Voluntary payments vital to meet shortfalls

One of the nation's biggest superannuation funds has urged the government to encourage people to make more voluntary super contributions, saying most working-age people will have inadequate savings to fund a comfortable retirement.

One of the nation's biggest superannuation funds has urged the government to encourage people to make more voluntary super contributions, saying most working-age people will have inadequate savings to fund a comfortable retirement.

Brad Cooper, the chief executive of Westpac's BT Financial Group, with nearly $60 billion under management, says the current super system will fail to deliver enough to give people a "comfortable" retirement of 65 per cent to 70 per cent of their working-life income.

To lift public confidence in the system, he urged governments to adopt a formal target on how much super should aim to provide in retirement. He also said it was critical that members be encouraged to make more voluntary contributions.

However, he has conceded that tax breaks should cut out once members have attained a certain level of wealth at which they no longer need incentives to save.

After a heated political debate on the removal of super tax concessions in recent months, Mr Cooper quoted former prime minister Paul Keating's comment that super should aim to replace 70 per cent of a member's pre-retirement income.
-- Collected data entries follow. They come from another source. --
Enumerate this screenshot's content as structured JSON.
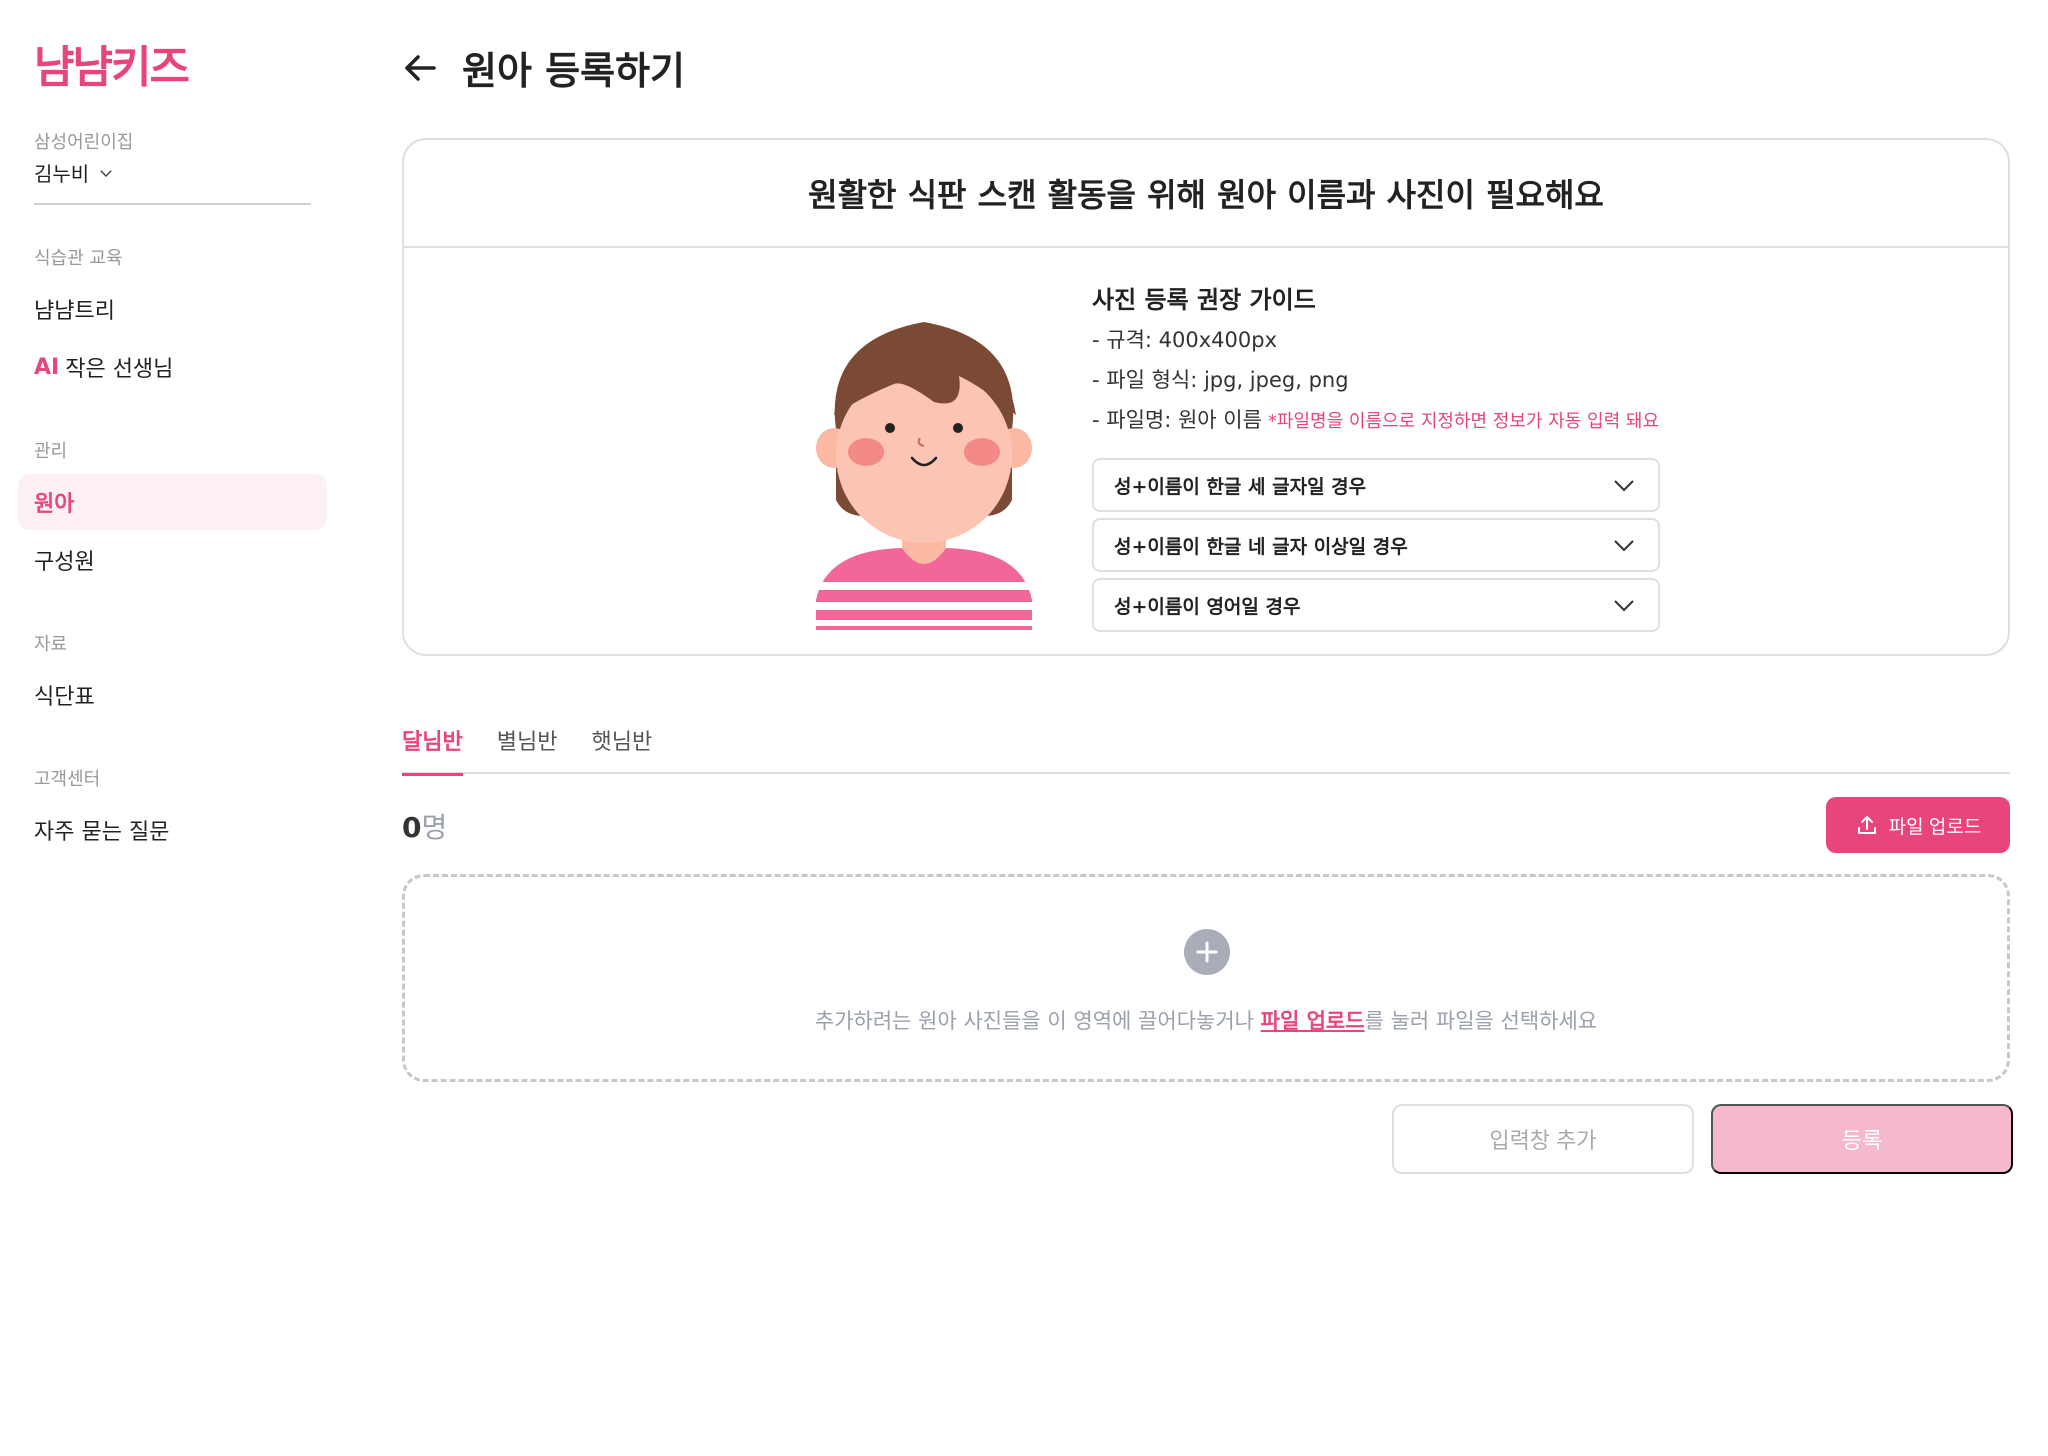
{
  "sidebar": {
    "logo": "냠냠키즈",
    "org": "삼성어린이집",
    "user": "김누비",
    "sections": {
      "edu": "식습관 교육",
      "manage": "관리",
      "material": "자료",
      "support": "고객센터"
    },
    "items": {
      "tree": "냠냠트리",
      "ai_tag": "AI",
      "ai_teacher": "작은 선생님",
      "child": "원아",
      "member": "구성원",
      "menu": "식단표",
      "faq": "자주 묻는 질문"
    }
  },
  "header": {
    "title": "원아 등록하기"
  },
  "guide": {
    "heading": "원활한 식판 스캔 활동을 위해 원아 이름과 사진이 필요해요",
    "title": "사진 등록 권장 가이드",
    "spec": "- 규격: 400x400px",
    "format": "- 파일 형식: jpg, jpeg, png",
    "filename": "- 파일명: 원아 이름",
    "filename_note": "*파일명을 이름으로 지정하면 정보가 자동 입력 돼요",
    "accordions": [
      "성+이름이 한글 세 글자일 경우",
      "성+이름이 한글 네 글자 이상일 경우",
      "성+이름이 영어일 경우"
    ]
  },
  "tabs": [
    "달님반",
    "별님반",
    "햇님반"
  ],
  "count": {
    "value": "0",
    "unit": "명"
  },
  "upload_button": "파일 업로드",
  "dropzone": {
    "before": "추가하려는 원아 사진들을 이 영역에 끌어다놓거나 ",
    "link": "파일 업로드",
    "after": "를 눌러 파일을 선택하세요"
  },
  "actions": {
    "add_input": "입력창 추가",
    "register": "등록"
  },
  "colors": {
    "accent": "#e8457e",
    "accent_light": "#f5b8cd",
    "active_bg": "#fdf0f4"
  }
}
In decades to come, he said super savings would fall short of this target for most people, except for those on about $40,000 who would receive extra government support in retirement.
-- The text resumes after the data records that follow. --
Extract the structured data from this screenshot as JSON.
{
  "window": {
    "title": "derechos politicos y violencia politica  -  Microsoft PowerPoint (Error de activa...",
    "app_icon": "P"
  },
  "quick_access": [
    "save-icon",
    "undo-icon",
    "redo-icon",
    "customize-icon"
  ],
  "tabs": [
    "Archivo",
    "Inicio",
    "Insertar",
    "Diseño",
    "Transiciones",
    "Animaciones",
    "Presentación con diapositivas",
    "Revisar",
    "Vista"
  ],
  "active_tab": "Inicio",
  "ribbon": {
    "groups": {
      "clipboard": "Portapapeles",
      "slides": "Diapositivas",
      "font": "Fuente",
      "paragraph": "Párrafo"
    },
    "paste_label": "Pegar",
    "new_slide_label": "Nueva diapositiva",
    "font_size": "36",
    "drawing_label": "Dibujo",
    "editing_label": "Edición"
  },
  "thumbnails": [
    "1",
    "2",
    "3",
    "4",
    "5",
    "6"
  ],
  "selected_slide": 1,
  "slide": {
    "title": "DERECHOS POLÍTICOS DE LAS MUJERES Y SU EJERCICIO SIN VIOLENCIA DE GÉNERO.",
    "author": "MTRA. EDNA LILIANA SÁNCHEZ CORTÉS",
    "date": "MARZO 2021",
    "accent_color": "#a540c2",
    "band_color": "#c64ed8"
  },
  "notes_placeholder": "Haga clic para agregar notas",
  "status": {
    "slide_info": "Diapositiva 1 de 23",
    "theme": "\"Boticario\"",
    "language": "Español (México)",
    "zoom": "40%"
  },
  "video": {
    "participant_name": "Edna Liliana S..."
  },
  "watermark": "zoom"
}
"While the superannuation system will have $7 trillion in 2033, not every Australian will have what they need," Mr Cooper said.

"Our superannuation system is one of the largest private pension systems in the world relative to [gross domestic product] but it will be a failure for many.

"To shift most super balances towards a healthy income replacement rate, we need to acknowledge the importance of voluntary contributions in our system."

With retirees set to make up a much larger share of the economy in decades to come, Mr Cooper argued it also made economic sense to foster a system that would allow retirees to live comfortably, and spend on services.